You may also install MBXTools via git. Change directories into your Packages folder. To find the Packages folder, select Browse Packages from the Preferences menu (from the Sublime Text 3 menu on OS X). Make sure you are in the Packages folder and not Packages/User.

Then, run

git clone https://github.com/daverosoff/MBXTools.git

and restart Sublime Text (probably not necessary).

Keybindings

MBXTools is inspired by LaTeXTools, and like that package uses a Ctrl+l prefix for many commands. The Expand Selection to Line command is bound to Ctrl+l by default. MBXTools rebinds that command to Ctrl+l, Ctrl+l. Note that this is a keyboard shortcut consisting of two separate keystroke combinations. Most MBXTools shortcuts are like this.

Usage

You can activate the package features by enabling the MathBook XML syntax. The syntax definition looks for .mbx file extensions, which most of us don't use (yet?). If your MathBook XML files end with .xml, you have several choices.
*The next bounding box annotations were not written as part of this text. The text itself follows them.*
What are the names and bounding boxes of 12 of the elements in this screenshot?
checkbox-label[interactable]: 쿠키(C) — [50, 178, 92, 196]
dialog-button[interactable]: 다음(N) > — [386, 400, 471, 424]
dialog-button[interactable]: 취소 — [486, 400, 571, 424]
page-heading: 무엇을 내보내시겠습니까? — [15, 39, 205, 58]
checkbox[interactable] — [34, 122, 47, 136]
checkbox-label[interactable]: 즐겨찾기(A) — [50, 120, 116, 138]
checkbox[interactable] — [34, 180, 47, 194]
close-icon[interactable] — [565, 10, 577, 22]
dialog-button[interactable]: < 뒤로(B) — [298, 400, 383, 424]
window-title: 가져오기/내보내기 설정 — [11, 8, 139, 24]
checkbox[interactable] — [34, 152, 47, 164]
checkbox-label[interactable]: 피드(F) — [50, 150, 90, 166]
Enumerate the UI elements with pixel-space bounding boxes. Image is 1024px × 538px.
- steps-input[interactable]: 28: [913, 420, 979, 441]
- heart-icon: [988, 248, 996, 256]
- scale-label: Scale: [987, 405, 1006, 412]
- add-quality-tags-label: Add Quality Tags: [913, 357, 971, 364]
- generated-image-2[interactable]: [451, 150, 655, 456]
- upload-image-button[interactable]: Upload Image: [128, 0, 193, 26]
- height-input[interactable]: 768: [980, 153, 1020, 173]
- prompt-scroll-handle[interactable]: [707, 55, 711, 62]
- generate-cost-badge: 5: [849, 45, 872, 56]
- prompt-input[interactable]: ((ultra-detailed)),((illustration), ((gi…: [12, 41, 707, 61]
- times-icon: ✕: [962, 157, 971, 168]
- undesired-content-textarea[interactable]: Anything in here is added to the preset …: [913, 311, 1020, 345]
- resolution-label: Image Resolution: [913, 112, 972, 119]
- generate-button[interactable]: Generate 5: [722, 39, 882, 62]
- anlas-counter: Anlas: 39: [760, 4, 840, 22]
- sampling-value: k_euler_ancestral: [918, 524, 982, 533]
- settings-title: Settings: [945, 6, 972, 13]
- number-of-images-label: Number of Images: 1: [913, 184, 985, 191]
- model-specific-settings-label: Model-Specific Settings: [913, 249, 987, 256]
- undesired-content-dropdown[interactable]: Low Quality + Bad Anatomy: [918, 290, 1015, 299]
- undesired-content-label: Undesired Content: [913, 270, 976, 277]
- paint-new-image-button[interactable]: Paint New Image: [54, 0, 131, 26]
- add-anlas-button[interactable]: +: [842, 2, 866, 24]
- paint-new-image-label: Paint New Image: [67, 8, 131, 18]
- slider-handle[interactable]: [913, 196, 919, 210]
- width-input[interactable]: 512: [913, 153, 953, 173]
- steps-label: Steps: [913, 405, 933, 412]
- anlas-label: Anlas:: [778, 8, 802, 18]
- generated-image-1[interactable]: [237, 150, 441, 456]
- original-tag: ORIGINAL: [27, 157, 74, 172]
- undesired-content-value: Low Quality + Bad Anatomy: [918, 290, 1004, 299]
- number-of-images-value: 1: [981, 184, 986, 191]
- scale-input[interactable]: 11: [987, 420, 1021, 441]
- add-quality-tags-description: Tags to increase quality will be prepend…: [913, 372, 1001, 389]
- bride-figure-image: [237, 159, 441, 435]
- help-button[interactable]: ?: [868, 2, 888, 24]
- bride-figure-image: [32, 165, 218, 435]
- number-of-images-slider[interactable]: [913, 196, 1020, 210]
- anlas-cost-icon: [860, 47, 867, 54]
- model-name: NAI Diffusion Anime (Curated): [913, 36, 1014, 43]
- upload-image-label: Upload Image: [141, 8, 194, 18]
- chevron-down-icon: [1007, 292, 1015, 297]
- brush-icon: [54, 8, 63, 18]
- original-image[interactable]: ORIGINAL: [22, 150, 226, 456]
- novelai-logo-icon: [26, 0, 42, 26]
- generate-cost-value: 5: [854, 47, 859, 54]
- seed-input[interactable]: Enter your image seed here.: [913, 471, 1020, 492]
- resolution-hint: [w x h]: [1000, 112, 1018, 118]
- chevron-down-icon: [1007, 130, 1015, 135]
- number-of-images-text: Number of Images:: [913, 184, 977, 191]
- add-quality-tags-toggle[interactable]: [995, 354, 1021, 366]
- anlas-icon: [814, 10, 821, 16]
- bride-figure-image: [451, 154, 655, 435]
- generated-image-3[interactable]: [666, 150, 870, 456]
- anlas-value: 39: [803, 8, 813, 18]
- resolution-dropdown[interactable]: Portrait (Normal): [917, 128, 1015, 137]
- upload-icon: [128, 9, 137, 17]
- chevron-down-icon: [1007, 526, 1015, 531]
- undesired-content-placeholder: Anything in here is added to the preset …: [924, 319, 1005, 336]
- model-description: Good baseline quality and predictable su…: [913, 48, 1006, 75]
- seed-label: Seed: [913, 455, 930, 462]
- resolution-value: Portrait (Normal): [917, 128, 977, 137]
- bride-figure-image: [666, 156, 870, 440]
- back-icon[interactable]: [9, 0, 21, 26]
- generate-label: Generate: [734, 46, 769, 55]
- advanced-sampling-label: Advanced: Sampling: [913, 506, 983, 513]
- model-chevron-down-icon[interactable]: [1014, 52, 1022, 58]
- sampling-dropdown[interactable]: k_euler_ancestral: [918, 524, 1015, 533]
  1. Use the Preferences menu or the Command Palette to run the command Set MBX File Extensions, and use the input panel to add .xml to the comma-separated list. Sublime will look for a project settings file first, then update user preferences if it doesn't find one. If you have multiple MBX projects, or if you edit XML other than MBX, it is best to start using projects so that you can have project-specific settings.

  2. Add a comment “ to the first line of each file (after the XML declaration).

  3. Enable the syntax manually using the command palette. To enable it manually, open an MathBook XML file and press Ctrl+Shift+P (Cmd+Shift+P on OS X) and type mbx. Select Set Syntax: MathBook XML from the list of options.

You should see the text MathBook XML in the lower right corner if you have the status bar visible (command palette: Toggle Status Bar).

Image of status bar showing MathBook XML active

There are only a few features implemented so far.

  1. If you have some subdivisions (with xml:id) in your MathBook XML file, hit Ctrl+R (Cmd+R on OS X) to run the Goto Symbol command. You should see a panel showing all your available sections. Select one to jump to it in the active view. This tool does not index subdivisions without an xml:id attribute.

Image of quick panel showing sections

  1. Open your entire source folder as a project and use Goto Symbol in Project (Ctrl+Shift+R/Cmd+Shift+R) to see all the xml:id for all the MathBook XML files in the project (must use either .mbx extension or <!-- MBX --> comment in first line of each file for indexing to succeed).

  2. If you have been using xml:id to label your stuff, try typing <xref ref=" (the beginning of a cross-reference). Sublime Text should show you a panel containing all xml:id values along with the elements they go with. Choose one to insert it at the caret and close the xref tag. Alternatively, type ref and hit Tab to activate the xref snippet. Then hit Ctrl+L, X or Ctrl+L, Ctrl+Space to bring up the completions menu. There are several variants of the ref snippet, namely refa, refp, and refpa.

Image of quick panel showing xml id values

  1. If you set an MBX root file, then ref completion as described above will recursively search for xml:id through all your xi:includes starting with the indicated root file. Run the command "Set MBX Root File” from the Preferences menu or the Command Palette. Be sure to use an absolute path name for the value of the setting.

  2. Type chp, sec, ssec, or sssec and hit Tab to activate the subdivision snippets. A blank title element is provided and the cursor positioned within it. As you type, the xml:id field for the subdivision is filled with similar text mirroring the title you are entering.

Known issues

  • The ref snippet does not bring up the quick panel. Should it?
  • Nothing has been tested on OS X or Linux.